“What is the difference between the FTSE 100 and FTSE 250? Ben Barlow explains and covers possible trends and investment opportunities that we could see in 2017″
The FTSE 100 is an index of the biggest 100 companies listed on the UK Stock Exchange. These companies are referred to as ‘blue chip’ companies and the index is valued around £1.9 trillion. The FTSE 100, sometimes referred to as the ‘footsie’, hit a low point of 5,923 following the UK referendum last June, but it’s currently valued at 7,243.
The FTSE 250 is made up of the next 250 largest companies trading on the UK Stock Exchange. Analysts sometimes refer to this index as the ‘Mid-Caps’. Companies listed on the FSTE 250 are collectively worth around £390 Billion. The FTSE 250 also tanked in the aftermath of the EU referendum, hitting a value of 14,967 on June 27, but it recovered and is 18,588 today.
These values are calculated using the value of shares of each company listed and the index value. When the index value falls, it’s because share prices have dropped, and vice versa. Both financial indices are influenced to a degree by external factors such as the UK and global economies, political events, and environmental disasters. However, the FTSE 100 is less susceptible to investor sentiment.
Trends in the FTSE 100 and 250
The FTSE 100 is made up of companies whose operations take place well beyond UK borders. Companies like Royal Dutch Shell and BP are global operations, so events like Brexit cause very few ripples on their balance sheet. According to Credit Suisse, the top 100 companies listed on the Stock Exchange make 75% of their money overseas. A low pound boosts their earnings, which in turn boosts the value of the FTSE 100.

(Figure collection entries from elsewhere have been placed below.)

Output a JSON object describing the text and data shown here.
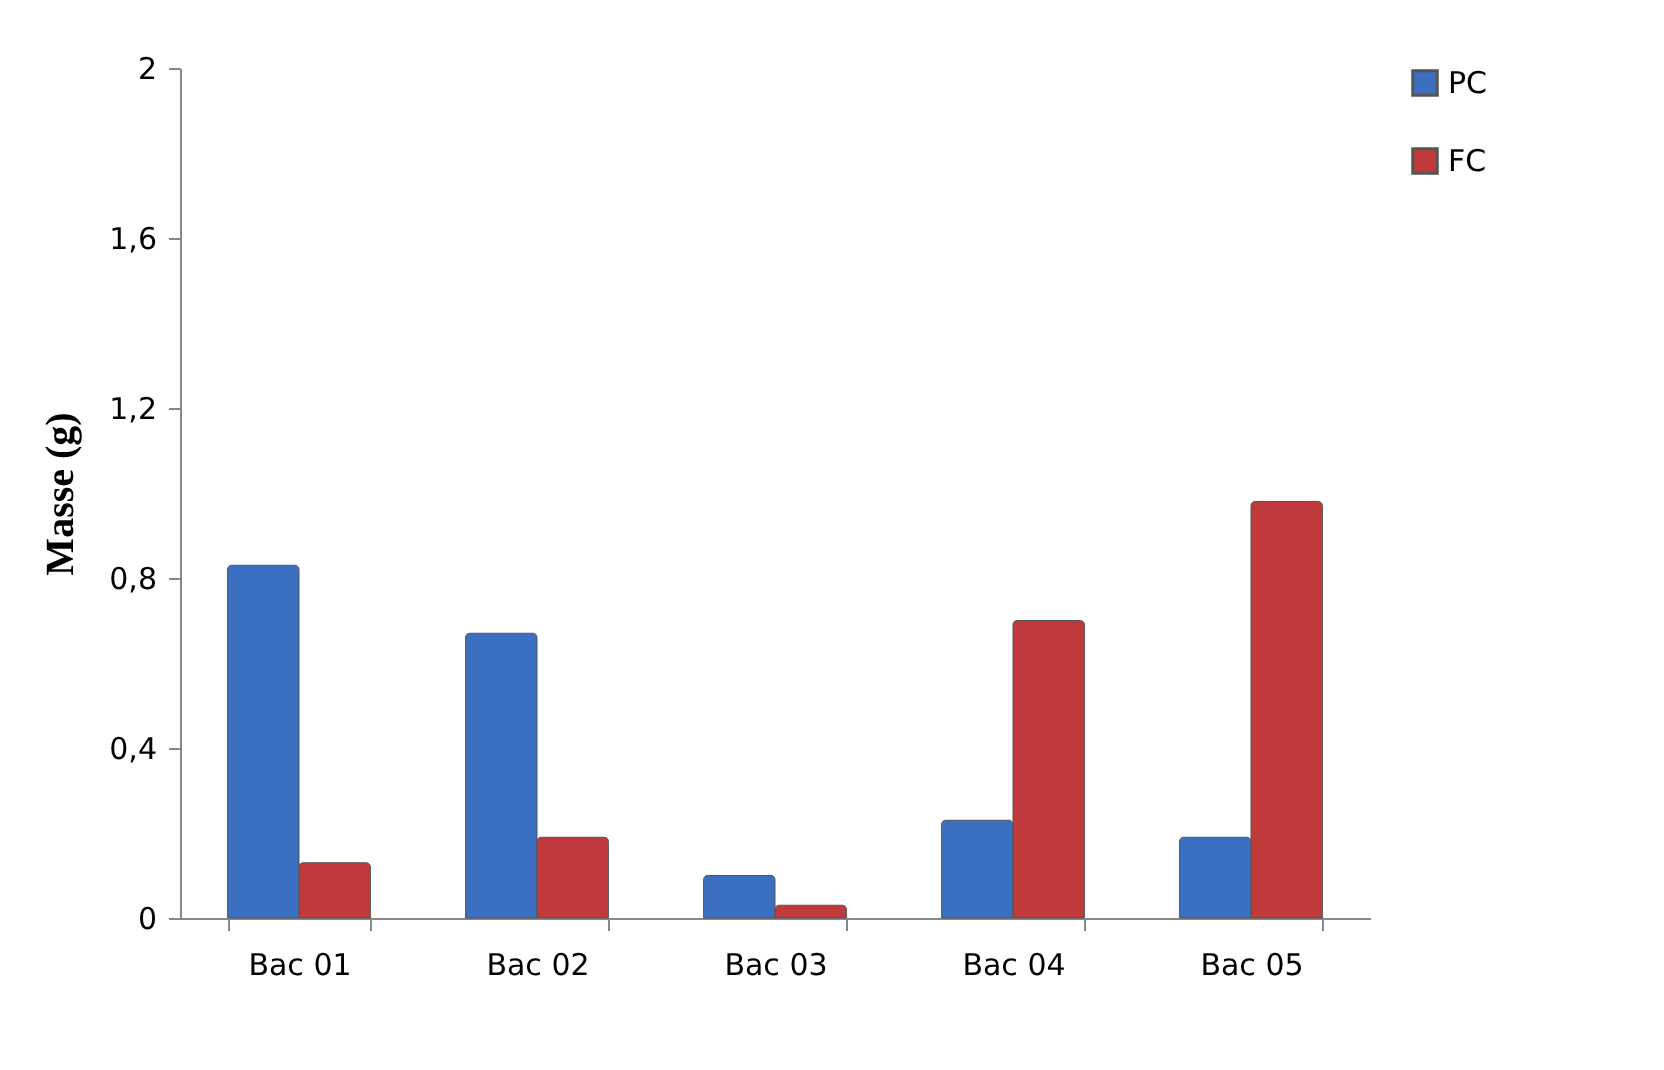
{
  "chart_data": {
    "type": "bar",
    "ylabel": "Masse (g)",
    "categories": [
      "Bac 01",
      "Bac 02",
      "Bac 03",
      "Bac 04",
      "Bac 05"
    ],
    "series": [
      {
        "name": "PC",
        "color": "#3b6fc2",
        "values": [
          0.83,
          0.67,
          0.1,
          0.23,
          0.19
        ]
      },
      {
        "name": "FC",
        "color": "#c0393b",
        "values": [
          0.13,
          0.19,
          0.03,
          0.7,
          0.98
        ]
      }
    ],
    "ylim": [
      0,
      2
    ],
    "yticks": [
      0,
      {
        "value": 0.4,
        "label": "0,4"
      },
      {
        "value": 0.8,
        "label": "0,8"
      },
      {
        "value": 1.2,
        "label": "1,2"
      },
      {
        "value": 1.6,
        "label": "1,6"
      },
      2
    ],
    "grid": false,
    "legend": "right"
  }
}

It’s a different story on the FTSE 250. Companies traded on this index tend to be smaller, so they are more vulnerable to UK politics and economics. You will find some of the larger construction companies, house builders, and banks listed on the FTSE 250 index. Many of them have suffered in the aftermath of Brexit, and some of them have been forced to issue profit warnings. A falling pound and rising inflation hits these companies hard, which in turns sees the FTSE 250 value sliding.
Looking Ahead into 2017
The FTSE 250 has seen far greater gains over the last five years than the FTSE 100, but just because it offers greater growth potential, this doesn’t mean it’s a better choice for investors. The FTSE 100 has a lower risk profile, so with Brexit causing much uncertainty for the year ahead, the FTSE 100 could be a safer bet for investors. However, in the long term, the FTSE 250 is likely to outperform the 100, as companies listed here will benefit if and when the economy grows post-Brexit. There is also a good chance that the pound will make significant gains against the Euro, which will slow down the FTSE 100.